______pozwólmy wspomnieniom dzieciństwa______


____________znów zobaczyć świat______________

________by i nasze dzieci poznały ich czar_________

14 lipca 2010

"O LWIE, KTÓRY LUBIŁ TYLKO TRUSKAWKI" Claude Aveline

Któż nie lubi słodkich, czerwonych i soczystych truskawek? Akurat mamy teraz na nie sezon (choć już jest tendencja końcowa), więc lektura w sam raz do poczytania. Kto jak kto, ale żeby jadł je lew? Ale to nie był taki sobie zwyczajny lew! Był oczywiście zaczarowany. A do tego pluszowy i należał do Jacka. Ruaa, bo tak zwał się ten zwierz, miał ciągle czerwony pyszczek, co często odstraszało innych. Kiedy chłopiec wybrał się z rodzicami na pustynię Sahara, lew słysząc głosy swoich ziomków stał się prawdziwy. Postanowił ich odwiedzić, ale mocno się zdziwił tym jak żyją i co jedzą inne lwy.  Nie smakowało mu bowiem mięso. Napotkał również człowieka polującego na dzikie zwierzęta. Oj, miał szczęście ten myśliwy, że Ruaa był truskawkożerny! Swoją drogą ciekawe, czy można faktycznie jeść tylko owoce i nigdy się nie znudzą?  Przygoda jaką przeżył nasz koci bohater była niebezpieczna, ale dobrze się skończyła, o czym przekonacie się na końcu książeczki. Dodam jeszcze tylko, iż autorką ilustracji jest Olga Siemaszko. 

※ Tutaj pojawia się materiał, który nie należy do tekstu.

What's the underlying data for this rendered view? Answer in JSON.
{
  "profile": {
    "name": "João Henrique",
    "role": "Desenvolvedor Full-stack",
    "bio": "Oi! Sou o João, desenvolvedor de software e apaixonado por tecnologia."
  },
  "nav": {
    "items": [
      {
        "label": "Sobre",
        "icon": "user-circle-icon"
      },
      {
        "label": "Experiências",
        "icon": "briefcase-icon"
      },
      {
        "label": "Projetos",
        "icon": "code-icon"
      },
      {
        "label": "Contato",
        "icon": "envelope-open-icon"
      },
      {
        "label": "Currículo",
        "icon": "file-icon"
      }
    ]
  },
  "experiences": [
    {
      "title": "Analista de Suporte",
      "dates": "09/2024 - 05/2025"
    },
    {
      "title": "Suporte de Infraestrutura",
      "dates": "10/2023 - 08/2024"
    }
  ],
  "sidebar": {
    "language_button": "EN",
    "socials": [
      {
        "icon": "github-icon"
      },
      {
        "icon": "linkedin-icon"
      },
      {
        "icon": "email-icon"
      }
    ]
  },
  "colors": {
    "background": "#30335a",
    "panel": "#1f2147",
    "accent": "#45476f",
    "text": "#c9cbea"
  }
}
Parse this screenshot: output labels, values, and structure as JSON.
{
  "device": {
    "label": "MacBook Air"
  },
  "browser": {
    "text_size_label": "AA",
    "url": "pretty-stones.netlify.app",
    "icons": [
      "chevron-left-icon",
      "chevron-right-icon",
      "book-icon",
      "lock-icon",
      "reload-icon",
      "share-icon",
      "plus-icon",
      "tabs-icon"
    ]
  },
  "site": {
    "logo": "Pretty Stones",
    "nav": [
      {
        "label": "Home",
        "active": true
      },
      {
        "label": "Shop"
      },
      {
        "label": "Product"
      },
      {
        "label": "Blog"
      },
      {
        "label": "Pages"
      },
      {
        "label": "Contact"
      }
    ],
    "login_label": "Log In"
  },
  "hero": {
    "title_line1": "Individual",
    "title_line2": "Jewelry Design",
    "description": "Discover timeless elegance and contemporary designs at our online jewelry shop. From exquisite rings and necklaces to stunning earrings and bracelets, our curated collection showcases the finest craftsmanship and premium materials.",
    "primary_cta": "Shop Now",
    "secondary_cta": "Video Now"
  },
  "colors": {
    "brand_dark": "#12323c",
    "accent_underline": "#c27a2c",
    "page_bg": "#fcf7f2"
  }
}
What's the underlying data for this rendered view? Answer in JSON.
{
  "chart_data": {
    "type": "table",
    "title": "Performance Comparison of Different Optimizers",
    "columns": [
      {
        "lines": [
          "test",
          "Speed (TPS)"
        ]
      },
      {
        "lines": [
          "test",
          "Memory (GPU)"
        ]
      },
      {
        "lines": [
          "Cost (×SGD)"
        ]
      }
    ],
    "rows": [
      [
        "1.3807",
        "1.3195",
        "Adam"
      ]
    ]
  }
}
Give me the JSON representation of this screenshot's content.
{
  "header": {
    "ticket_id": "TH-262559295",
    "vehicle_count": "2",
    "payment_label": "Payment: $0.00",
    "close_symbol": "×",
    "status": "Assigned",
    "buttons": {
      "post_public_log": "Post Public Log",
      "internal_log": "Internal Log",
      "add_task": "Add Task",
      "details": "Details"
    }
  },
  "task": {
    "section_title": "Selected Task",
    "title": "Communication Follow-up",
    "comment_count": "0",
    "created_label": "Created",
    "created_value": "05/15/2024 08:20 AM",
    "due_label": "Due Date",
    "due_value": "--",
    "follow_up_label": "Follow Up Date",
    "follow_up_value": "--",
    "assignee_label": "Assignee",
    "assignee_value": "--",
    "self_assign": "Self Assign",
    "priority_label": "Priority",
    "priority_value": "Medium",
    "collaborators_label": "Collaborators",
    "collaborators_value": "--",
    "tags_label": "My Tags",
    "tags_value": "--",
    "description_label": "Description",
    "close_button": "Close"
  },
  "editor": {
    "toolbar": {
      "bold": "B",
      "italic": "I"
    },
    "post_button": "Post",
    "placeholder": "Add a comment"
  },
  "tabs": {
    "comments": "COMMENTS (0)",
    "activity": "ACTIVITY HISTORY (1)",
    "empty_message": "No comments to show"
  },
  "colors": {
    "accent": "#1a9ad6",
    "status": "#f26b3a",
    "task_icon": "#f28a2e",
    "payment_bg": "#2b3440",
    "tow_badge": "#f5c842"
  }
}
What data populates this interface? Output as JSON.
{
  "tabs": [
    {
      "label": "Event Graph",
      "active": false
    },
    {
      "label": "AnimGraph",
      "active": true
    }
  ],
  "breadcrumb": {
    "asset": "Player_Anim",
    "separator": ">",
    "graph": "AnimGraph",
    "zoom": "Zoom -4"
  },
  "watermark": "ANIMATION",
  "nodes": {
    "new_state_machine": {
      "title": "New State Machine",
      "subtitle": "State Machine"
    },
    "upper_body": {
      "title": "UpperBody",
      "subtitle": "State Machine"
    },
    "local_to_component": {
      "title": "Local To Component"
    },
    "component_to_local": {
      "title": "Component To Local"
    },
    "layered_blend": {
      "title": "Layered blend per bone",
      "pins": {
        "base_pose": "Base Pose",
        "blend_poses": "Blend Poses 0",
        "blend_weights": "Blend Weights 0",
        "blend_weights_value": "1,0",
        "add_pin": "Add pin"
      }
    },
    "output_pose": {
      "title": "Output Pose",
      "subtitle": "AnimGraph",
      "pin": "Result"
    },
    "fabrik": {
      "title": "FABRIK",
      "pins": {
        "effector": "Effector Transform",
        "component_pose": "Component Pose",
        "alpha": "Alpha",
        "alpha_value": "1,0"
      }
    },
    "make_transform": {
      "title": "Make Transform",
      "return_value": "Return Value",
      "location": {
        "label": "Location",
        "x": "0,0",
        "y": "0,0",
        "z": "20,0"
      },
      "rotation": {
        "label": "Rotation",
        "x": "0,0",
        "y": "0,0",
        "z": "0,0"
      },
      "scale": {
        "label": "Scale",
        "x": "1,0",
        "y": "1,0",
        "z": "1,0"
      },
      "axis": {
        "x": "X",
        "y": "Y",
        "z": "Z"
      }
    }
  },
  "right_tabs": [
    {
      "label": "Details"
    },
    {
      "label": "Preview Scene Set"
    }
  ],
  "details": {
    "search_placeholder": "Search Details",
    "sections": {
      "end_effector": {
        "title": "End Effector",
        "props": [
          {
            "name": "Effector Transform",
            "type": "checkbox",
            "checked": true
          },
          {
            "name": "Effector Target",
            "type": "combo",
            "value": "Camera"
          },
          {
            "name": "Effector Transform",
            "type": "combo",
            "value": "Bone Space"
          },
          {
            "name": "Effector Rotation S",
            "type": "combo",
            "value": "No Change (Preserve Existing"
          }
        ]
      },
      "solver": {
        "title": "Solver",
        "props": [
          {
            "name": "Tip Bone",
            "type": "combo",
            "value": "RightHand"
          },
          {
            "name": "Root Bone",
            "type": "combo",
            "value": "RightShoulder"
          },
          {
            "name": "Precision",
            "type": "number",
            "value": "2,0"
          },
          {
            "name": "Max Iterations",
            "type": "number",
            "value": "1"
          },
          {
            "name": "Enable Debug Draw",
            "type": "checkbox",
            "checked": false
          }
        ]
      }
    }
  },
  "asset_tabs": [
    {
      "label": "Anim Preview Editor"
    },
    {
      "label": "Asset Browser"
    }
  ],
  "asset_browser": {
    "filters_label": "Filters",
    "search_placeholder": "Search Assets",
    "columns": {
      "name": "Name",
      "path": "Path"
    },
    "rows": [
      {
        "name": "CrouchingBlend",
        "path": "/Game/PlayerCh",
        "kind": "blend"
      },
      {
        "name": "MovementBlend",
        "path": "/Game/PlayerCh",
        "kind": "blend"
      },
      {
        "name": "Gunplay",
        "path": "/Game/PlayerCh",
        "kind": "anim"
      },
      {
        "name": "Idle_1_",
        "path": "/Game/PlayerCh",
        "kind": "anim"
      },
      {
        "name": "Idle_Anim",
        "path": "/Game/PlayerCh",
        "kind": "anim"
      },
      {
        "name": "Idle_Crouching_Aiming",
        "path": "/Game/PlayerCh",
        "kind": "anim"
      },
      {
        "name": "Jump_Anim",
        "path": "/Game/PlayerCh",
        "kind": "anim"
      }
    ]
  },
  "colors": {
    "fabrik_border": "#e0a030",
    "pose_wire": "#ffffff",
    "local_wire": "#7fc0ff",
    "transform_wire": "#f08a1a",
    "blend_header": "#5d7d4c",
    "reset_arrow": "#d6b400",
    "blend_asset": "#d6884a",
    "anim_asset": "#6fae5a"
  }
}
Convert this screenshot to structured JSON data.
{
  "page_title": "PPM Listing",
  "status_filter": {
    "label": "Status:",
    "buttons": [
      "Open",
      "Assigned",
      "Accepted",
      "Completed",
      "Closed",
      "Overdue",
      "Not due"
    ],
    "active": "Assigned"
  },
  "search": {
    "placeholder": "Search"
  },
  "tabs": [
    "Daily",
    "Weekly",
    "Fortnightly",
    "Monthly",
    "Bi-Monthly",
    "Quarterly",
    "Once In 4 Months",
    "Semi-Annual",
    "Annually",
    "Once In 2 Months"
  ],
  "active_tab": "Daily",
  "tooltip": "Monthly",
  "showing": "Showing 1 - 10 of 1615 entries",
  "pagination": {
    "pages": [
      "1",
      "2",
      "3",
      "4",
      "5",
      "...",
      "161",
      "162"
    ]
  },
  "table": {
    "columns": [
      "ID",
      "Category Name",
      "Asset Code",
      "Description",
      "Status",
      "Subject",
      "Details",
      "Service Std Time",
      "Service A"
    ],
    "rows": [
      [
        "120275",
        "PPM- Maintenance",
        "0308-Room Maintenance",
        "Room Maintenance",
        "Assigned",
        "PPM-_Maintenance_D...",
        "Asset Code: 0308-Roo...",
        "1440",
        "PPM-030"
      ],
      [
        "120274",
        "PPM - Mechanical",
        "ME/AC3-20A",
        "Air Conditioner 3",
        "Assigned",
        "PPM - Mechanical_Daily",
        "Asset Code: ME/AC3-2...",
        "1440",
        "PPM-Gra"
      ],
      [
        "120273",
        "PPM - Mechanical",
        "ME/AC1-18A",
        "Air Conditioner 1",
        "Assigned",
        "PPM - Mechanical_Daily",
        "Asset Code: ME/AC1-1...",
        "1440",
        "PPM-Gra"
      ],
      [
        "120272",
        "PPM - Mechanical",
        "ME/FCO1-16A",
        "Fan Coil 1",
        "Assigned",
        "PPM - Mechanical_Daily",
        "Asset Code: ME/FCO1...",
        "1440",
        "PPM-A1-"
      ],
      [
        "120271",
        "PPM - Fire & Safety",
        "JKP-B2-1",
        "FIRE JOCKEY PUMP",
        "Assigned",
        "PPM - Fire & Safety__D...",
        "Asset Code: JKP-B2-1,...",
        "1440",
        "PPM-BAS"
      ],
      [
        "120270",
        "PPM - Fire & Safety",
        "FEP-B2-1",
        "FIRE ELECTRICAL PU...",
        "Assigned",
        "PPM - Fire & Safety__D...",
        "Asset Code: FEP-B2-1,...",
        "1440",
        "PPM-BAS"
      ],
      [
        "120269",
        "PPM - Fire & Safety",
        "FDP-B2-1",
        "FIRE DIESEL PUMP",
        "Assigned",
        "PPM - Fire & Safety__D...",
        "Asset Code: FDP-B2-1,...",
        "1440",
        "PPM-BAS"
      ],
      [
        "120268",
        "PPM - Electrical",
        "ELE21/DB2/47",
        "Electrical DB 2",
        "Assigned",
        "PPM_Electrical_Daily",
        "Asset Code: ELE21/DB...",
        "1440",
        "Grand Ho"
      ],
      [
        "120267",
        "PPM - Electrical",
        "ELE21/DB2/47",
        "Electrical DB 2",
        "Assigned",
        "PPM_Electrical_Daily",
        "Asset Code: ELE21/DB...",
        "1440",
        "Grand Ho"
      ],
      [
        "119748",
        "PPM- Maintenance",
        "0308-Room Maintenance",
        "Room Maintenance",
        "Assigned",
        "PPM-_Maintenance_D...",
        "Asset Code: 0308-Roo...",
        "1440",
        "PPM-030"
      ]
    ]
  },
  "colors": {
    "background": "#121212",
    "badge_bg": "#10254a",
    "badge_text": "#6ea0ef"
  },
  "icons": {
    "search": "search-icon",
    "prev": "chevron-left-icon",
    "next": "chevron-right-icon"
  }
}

Claude Aveline (pseudonim Evgen Avtsine), francuski poeta i pisarz, urodzony w Paryżu w 1901, zmarł w 1992 roku.




"Pod wieczór spotkał się oko w oko z pewnym człowiekiem, który miał strzelbę. Człowiek ten polował na lwy. Razem z całą grupą myśliwych wyruszył rano na polowanie, ale potem gdzieś się zgubił i od kilku godzin błąkał się zupełnie sam na pustyni. Spostrzegłszy Ruaę, wymierzył do niego ze strzelby. Rua skoczył i przewrócił go na ziemię.
- Ach, nie zabijaj mnie! - krzyczał myśliwy.
Ruaa pozwolił mu się podnieść, ale cały czas trzymał łapę na strzelbie. Myśliwy uchylił kasku, żeby mu podziękować.
- Jesteś bardzo dobry.
Ruaa odpowiedział na to:
- Jestem głodny.
Myśliwy popatrzył na uczerwienioną paszczę Ruay i spytał drżącym głosem:
- Czy zechcesz mnie zjeść?
Ruaa potrząsnął grzywą i zrobił strapioną minę. 
- O - powiedział - na pewno nie jesteś smaczniejszy niż antylopa czy małpa! Ale ponieważ nie mogę znaleźć tego, co lubię, trzeba będzie w końcu zjeść ciebie. Jestem ogromnie głodny.
- Ach, powiedz mi szybko, co lubisz! - krzyknął myśliwy.
Ruaa odparł:
- Zdaje mi się, że lubię tylko truskawki."